David Poe Jr. was born July 18, 1784. He was trained to be a lawyer, but at a young age defied his family's wishes and became an actor instead. He had a busy, if only modestly acclaimed career until he made his final known stage appearance on October 18, 1809. After that, his trail immediately goes cold. By July of 1811, his wife Eliza was described as "left alone, the only support of herself and several small children." No explanation was given for the absence of her spouse. In November of that year, it was said merely that Mrs. Poe had "quarreled and parted with her husband." She died the following month of a lingering illness, assumed to be either tuberculosis or pneumonia, leaving three young children as penniless orphans.

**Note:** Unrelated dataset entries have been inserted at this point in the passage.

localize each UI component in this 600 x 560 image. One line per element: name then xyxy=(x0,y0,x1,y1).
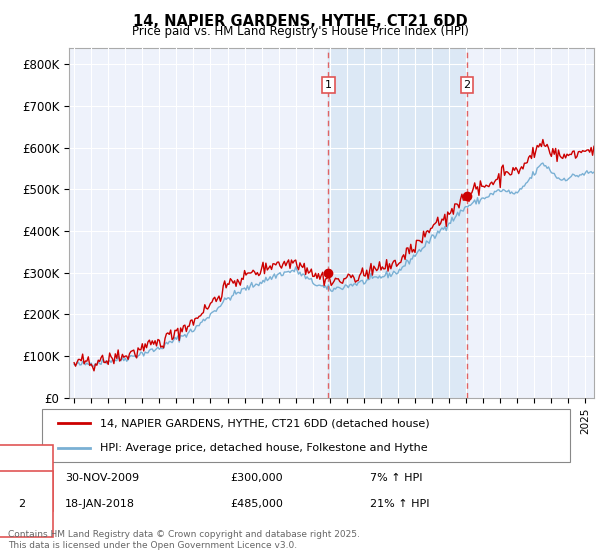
Text: £485,000: £485,000 xyxy=(230,499,283,509)
Bar xyxy=(328,48,467,398)
Text: 1: 1 xyxy=(325,80,332,90)
Text: Contains HM Land Registry data © Crown copyright and database right 2025.
This d: Contains HM Land Registry data © Crown c… xyxy=(8,530,360,549)
Text: 1: 1 xyxy=(19,473,25,483)
Text: HPI: Average price, detached house, Folkestone and Hythe: HPI: Average price, detached house, Folk… xyxy=(100,442,428,452)
Text: Price paid vs. HM Land Registry's House Price Index (HPI): Price paid vs. HM Land Registry's House … xyxy=(131,25,469,38)
Text: 21% ↑ HPI: 21% ↑ HPI xyxy=(370,499,430,509)
Text: 7% ↑ HPI: 7% ↑ HPI xyxy=(370,473,422,483)
Text: 30-NOV-2009: 30-NOV-2009 xyxy=(65,473,139,483)
Text: 2: 2 xyxy=(463,80,470,90)
Text: 14, NAPIER GARDENS, HYTHE, CT21 6DD (detached house): 14, NAPIER GARDENS, HYTHE, CT21 6DD (det… xyxy=(100,418,430,428)
FancyBboxPatch shape xyxy=(42,409,570,462)
Text: 2: 2 xyxy=(19,499,26,509)
Text: £300,000: £300,000 xyxy=(230,473,283,483)
Text: 14, NAPIER GARDENS, HYTHE, CT21 6DD: 14, NAPIER GARDENS, HYTHE, CT21 6DD xyxy=(133,14,467,29)
Text: 18-JAN-2018: 18-JAN-2018 xyxy=(65,499,135,509)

And that is the last we know of David Poe. No death or burial records have ever been found for him, or even contemporary references to his demise. This is strange, considering that he was a relatively famous and well-traveled performer. A newspaper story from a much later era claimed he died in Norfolk, Virginia on October 19, 1810, but this is completely unverified, and the source for the claim is uncertain. Long after the fact, various members of the Poe family and his early biographers gave very brief remarks indicating merely that David died on some uncertain date shortly before or after his wife. The nonspecific and conflicting nature of these accounts only proves that no one had any exact knowledge of when, where, or how he met his end. They all have the air of people repeating vague legend rather than known fact. Over forty years later, his sister Maria Poe Clemm told Sarah Helen Whitman that Edgar's parents both died at about the same time of "consumption," a story Edgar himself echoed. If this is true, it makes the absence of any sort of definite record of David's death or burial all the more inexplicable, as his wife's pitiful end was widely publicized. It is plausible that neither Maria Clemm nor her nephew wanted to admit that David Poe abandoned his family, and so passed on a more palatable story. They may well have never known his true fate.

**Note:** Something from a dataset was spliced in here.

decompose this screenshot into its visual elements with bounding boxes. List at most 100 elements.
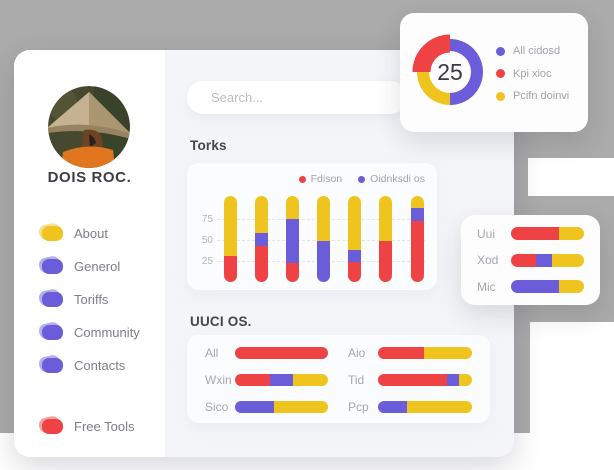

There is so little evidence about the disappearance of David Poe that it has the air of a sudden and unnatural end--one that would leave no documentation. Is it possible that Edgar Poe's father was the victim of a undetected murder, and is lying in an secret, hastily-arranged grave, with contemporaries assuming that he had deserted both his young family and his chosen career? The very little we know about Edgar's father gives the impression of a quarrelsome, immature, hot-tempered drunk. It is undoubtedly unfair to judge a person by the contents of a single letter, but David Poe's one surviving missive--written to his relative George Poe Jr. early in 1809--suggests a man who could not refrain from alienating even his kin:
"Sir, You promised me on your honor to meet me at the Mansion house on the 23d--I promise you on my word of honor that if you will lend me 30, 20, 15, or even $10 I will remit it to you immediately on my arrival in Baltimore. Be assured I will keep my promise at least as well as you did yours and that nothing but extreme distress would have forc'd me to make this application--Your answer by the bearer will prove whether I yet have 'favour in your eyes' or whether I am to be despised by (as I understand) a rich relation because when a wild boy I join'd a profession which I then thought and now think an honorable one. But which I would most willingly quit tomorrow if it gave satisfaction to your family provided I could do any thing else that would give bread to mine."

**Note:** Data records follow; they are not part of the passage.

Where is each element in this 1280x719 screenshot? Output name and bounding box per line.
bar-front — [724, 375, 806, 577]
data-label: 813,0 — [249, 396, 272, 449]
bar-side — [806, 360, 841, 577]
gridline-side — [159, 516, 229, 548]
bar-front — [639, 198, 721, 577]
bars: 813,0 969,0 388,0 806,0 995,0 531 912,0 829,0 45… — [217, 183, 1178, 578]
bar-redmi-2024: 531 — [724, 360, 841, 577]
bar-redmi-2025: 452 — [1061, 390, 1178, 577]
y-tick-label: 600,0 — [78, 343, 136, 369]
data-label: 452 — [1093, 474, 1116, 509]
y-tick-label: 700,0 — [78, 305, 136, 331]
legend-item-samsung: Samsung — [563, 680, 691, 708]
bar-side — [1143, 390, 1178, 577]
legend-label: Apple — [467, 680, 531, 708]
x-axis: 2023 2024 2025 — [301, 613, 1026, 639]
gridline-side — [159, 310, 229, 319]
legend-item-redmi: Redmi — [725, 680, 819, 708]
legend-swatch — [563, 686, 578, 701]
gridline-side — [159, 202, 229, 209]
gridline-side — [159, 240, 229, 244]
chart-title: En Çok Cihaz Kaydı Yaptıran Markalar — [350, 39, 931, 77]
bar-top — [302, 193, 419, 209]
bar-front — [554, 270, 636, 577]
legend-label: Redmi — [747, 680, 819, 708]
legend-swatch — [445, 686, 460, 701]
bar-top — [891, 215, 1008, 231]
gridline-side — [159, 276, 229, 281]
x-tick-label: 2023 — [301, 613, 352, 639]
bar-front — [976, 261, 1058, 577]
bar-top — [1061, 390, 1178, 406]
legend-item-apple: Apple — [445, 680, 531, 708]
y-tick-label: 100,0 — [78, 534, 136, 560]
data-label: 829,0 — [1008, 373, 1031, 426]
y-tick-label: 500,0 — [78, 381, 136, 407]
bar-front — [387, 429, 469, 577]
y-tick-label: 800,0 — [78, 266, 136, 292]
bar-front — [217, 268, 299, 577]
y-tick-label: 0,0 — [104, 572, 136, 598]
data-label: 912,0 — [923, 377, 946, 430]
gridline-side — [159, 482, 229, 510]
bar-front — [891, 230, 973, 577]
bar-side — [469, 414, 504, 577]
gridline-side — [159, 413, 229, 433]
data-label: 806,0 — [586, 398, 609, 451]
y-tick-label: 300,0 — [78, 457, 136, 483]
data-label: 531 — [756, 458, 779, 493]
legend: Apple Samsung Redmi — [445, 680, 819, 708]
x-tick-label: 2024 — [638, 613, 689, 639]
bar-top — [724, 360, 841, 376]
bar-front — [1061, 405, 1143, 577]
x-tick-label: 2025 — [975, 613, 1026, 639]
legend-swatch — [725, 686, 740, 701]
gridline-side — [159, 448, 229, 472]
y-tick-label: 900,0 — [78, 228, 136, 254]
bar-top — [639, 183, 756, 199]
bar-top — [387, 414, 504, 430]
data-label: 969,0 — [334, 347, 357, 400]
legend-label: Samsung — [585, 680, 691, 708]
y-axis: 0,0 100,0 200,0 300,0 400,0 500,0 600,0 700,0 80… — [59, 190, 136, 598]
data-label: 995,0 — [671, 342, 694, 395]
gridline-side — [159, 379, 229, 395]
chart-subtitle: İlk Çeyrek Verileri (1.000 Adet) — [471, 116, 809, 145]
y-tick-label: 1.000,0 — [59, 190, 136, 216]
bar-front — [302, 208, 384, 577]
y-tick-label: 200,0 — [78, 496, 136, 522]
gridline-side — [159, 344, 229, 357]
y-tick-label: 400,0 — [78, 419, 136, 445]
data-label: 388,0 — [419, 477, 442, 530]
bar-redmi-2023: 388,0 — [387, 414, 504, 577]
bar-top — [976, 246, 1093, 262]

George Poe, when he forwarded this note to his brother-in-law William Clemm Jr., snorted: "To this impertinent note it is hardly necessary to tell you my answer--it merely went to assure him that he need not look to me for any countenance or support more especially after having written me such a letter as that and thus for the future I desired to hear not from or of him--so adieu to Davy."

It is not difficult to picture a man capable of arousing such contempt among his own family angering the wrong person, with deadly results.

This is, of course, mere conjecture. But the virtual black hole one encounters when looking at the unexplained vanishing act of a man only in his mid-twenties--a man with many relatives who must have made efforts to locate him, if only for the sake of his children, and whose face and name were reasonably well-known--makes such conjectures inevitable.